Few rap songs have reached No. 1 on the pop charts, and that was particularly true in 1990 when rap was considered a niche genre. However, MC Hammer's 1990 hit "U Can't Touch This" smashed through those barriers and paved the way for pop-oriented rap (or rap-oriented pop, depending on your point of view), as Songfacts explains, including his follow-up hit, "2 Legit 2 Quit." Hammer (born Stanley Kirk Burrell) became an icon, complete with cartoon tie-ins, merchandising, the whole bit. He made tens of millions, and he spent it as fast as he made it. As the Daily Mirror explains, Hammer spent so much money on anything and everything that he effectively went broke and was forced to declare bankruptcy.

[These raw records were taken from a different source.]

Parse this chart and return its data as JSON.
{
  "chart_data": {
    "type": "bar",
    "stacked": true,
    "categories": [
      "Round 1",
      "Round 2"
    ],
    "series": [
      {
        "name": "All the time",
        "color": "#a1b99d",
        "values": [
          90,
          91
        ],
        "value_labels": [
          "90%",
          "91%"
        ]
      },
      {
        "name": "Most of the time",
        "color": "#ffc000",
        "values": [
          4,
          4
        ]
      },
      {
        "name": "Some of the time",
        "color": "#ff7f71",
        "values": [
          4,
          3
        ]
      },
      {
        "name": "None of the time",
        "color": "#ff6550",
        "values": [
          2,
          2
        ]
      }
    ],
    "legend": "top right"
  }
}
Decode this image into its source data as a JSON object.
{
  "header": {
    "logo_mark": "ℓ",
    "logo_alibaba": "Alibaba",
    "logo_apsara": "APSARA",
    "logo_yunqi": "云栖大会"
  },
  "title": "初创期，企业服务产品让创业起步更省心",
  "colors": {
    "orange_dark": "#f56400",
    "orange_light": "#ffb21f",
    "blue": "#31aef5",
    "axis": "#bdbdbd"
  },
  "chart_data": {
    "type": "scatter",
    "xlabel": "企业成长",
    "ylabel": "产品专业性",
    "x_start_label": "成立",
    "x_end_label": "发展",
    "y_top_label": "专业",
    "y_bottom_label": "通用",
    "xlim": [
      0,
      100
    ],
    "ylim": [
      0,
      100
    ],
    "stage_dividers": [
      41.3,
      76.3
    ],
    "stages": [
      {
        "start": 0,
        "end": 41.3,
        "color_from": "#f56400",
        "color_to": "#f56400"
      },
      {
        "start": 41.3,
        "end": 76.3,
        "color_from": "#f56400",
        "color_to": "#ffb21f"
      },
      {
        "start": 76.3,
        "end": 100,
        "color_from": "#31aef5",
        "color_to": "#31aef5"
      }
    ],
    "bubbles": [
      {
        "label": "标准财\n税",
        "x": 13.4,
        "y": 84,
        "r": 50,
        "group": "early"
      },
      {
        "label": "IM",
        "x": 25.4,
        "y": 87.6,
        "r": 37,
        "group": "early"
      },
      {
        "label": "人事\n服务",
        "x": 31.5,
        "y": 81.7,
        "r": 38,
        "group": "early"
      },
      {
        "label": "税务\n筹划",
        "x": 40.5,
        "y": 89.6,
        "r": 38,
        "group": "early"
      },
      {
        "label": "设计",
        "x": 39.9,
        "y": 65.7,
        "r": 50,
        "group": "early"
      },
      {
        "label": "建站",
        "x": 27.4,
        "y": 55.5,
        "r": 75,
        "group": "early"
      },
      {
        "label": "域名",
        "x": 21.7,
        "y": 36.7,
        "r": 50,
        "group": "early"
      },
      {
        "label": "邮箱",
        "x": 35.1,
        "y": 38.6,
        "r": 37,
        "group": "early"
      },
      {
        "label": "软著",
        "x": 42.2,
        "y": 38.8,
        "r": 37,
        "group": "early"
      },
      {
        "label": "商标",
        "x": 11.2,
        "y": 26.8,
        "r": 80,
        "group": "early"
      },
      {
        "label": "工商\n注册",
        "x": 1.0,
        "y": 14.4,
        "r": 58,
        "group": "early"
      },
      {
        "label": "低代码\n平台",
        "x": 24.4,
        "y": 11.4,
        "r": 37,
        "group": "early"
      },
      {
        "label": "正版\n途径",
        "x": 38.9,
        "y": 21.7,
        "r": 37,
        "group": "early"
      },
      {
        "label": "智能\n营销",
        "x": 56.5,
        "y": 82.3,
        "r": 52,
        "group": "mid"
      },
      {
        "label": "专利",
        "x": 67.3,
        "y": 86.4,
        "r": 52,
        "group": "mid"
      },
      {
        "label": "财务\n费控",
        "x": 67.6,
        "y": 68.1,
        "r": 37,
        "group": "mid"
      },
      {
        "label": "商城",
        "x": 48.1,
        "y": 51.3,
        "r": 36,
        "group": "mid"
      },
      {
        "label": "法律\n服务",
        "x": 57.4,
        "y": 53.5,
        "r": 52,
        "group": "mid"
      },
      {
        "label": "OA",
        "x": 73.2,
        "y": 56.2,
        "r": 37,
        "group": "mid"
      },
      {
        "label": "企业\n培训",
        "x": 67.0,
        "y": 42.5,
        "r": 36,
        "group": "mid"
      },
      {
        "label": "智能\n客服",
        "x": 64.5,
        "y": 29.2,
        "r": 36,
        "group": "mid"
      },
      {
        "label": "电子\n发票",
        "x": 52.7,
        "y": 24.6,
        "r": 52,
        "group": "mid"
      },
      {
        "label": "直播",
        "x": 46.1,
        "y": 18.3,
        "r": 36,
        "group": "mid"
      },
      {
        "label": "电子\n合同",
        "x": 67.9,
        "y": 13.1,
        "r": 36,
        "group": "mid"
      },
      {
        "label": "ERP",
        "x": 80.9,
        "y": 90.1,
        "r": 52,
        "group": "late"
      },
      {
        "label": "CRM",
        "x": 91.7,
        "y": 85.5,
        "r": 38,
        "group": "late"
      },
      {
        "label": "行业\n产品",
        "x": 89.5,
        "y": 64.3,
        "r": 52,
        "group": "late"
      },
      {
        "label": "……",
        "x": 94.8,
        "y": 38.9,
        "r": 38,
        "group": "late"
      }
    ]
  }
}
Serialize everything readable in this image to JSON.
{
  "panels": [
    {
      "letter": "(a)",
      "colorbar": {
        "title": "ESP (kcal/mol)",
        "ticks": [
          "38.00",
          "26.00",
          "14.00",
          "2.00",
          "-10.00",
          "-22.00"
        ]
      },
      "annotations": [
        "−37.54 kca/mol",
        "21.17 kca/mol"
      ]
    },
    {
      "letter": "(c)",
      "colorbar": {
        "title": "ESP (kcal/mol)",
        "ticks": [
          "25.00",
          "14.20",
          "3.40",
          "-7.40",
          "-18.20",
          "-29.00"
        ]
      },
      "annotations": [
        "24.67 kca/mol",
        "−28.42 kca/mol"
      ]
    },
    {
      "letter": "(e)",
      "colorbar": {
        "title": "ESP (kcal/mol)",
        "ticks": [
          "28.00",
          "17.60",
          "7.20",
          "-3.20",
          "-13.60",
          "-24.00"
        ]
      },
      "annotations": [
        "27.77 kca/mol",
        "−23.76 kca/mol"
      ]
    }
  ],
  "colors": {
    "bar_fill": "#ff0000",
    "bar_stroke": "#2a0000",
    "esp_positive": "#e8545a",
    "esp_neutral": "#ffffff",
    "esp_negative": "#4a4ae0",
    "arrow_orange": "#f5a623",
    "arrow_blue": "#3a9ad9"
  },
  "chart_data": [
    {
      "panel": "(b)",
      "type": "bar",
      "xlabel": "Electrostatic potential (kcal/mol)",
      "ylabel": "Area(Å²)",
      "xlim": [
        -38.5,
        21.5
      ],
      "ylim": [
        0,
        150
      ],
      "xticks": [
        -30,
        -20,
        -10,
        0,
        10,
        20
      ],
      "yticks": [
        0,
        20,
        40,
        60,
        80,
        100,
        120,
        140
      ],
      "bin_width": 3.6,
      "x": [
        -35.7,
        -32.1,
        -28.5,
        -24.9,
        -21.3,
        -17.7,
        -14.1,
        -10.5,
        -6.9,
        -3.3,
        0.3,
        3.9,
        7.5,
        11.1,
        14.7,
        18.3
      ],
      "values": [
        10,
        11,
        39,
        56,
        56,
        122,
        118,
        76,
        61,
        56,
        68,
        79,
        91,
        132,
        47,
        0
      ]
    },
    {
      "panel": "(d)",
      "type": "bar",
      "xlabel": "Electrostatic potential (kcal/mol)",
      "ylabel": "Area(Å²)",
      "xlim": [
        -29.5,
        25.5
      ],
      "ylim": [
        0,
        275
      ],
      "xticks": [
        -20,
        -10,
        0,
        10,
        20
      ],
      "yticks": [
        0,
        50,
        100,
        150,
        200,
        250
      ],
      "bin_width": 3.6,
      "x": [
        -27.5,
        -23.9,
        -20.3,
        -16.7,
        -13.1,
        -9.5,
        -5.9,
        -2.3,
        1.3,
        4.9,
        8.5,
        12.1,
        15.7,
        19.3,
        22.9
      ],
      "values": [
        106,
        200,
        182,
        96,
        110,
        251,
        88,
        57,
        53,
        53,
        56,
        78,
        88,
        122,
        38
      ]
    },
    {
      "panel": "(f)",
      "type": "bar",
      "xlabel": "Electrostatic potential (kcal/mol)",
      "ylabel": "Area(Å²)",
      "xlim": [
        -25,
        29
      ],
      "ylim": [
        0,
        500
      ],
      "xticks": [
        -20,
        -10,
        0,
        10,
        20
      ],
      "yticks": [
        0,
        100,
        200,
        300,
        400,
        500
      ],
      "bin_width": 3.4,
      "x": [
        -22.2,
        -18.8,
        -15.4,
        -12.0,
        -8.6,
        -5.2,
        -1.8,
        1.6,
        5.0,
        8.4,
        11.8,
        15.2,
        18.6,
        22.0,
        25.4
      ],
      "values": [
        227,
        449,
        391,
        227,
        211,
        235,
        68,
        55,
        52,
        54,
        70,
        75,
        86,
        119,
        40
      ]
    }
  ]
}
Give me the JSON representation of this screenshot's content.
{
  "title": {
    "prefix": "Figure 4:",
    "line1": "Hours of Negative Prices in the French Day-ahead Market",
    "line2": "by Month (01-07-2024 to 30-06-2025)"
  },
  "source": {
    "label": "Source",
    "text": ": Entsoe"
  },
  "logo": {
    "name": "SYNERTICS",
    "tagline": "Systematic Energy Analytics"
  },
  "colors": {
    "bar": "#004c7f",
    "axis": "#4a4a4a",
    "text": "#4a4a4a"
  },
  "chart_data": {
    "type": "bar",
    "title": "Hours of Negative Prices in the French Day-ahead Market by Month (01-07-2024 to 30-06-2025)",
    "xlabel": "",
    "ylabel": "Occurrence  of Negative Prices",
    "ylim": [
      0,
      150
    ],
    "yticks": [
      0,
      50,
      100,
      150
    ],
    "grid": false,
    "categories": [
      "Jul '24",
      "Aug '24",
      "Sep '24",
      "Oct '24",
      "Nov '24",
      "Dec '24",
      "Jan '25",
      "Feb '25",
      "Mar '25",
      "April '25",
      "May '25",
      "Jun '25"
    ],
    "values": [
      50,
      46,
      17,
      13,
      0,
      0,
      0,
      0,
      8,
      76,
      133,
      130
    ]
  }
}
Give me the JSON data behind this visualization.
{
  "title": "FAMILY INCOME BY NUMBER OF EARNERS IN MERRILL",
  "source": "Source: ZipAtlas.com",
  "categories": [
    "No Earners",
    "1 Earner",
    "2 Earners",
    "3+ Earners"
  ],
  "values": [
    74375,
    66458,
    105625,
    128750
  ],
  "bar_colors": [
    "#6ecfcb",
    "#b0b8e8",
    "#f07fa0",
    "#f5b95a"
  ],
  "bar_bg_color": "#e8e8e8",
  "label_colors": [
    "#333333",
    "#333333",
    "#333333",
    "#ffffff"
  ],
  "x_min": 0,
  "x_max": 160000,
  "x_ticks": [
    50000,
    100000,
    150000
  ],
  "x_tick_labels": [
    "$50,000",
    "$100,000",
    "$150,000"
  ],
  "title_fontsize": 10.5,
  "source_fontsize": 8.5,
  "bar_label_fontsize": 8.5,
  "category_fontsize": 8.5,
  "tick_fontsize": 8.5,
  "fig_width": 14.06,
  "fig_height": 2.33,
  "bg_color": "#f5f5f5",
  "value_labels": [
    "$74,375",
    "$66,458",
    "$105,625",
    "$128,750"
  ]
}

After his rap career fizzled, Burrell found God and went into the ministry, according to Believer's Portal. He maintains an active Instagram account, and it appears as though he's still involved in pastoral work, including distributing food to the poor in Oakland, California.

Chamillionaire is a businessman

By some measures, being spoofed by "Weird Al" Yankovic is proof that you've made it as an artist. Houston rapper Chamillionaire (born Hakeem Temidayo Seriki) is one such artist — his 2005 hit "Ridin' Dirty" was parodied as "White & Nerdy." Indeed, according to Vulture, Seriki had naught but praise for Weird Al's spoof of his one and only hit song, saying, "It's really an honor when [Weird Al] does that. Weird Al is not gonna do a parody of your song if you're not doing it big."

After his big hit in the early aughts, Cahmillionaire's career dimmed, with follow-up projects failing to reach his earlier heights. However, he invested his earnings into various businesses, including a Texas auto customization shop (according to Swamplot) and his own record label, Chamilitary Entertainment. In 2010, it looked as if Seriki had some financial difficulties, as he was forced to sell a mansion for less than he paid for it. However, he brushed it off by saying that he was cutting back on expenses since he needed to spend his money on caring for his son and ailing mother.

Kelis is a farmer

New York-born Kelis Rogers, who performed mononymously under her first name, had a lengthy career in rap beginning in the late 1990s, according to Musician Guide. However, she reached her peak, celebrity-wise, in the early aughts, with the release of her 2003 hit "Milkshake" (she doesn't actually like milkshakes, according to the Daily Mirror) and her tumultuous and toxic marriage to fellow rapper Nas (per Hollywood Unlocked).

After her marriage ended and her music career ended, Kelis took a step back, according to The Guardian. She enrolled in one of the world's most prestigious culinary schools, France's Le Cordon Bleu, and then bought a farm outside of L.A. "It's pretty much my husband and me looking after the farm. You get up in the morning and do what you gotta do, and then you look around, and you're like: Why does it still look like this? Oh my God!" she said of the realities of daily life as a farmer.

Lauryn Hill is still around, kind of

Sometimes a musician will forge a career in acting as a sort of follow-up to their music career (witness LL Cool J and Ice Cube, among multiple others). Lauryn Hill took the opposite approach — she was an actress, appearing in "Sister Act 2" before making it big as a rapper with the seminal '90s act the Fugees. After the Fugees, Lauryn struck out on her own, releasing "The Miseducation of Lauryn Hill" in 1998. According to Insider, the album is one of the seminal works in the history of rap, not just in the 1990s but of all time. 

Unfortunately for Hill, she failed to follow up the success of "Miseducation" with subsequent projects. However, she still tours, although if you're thinking about purchasing a ticket to a Lauryn Hill concert, you might want to consider putting that money into the slot machine. That's because your odds of getting any value for your money aren't great, as Hill reportedly has a habit of showing up late to concerts or not showing up at all.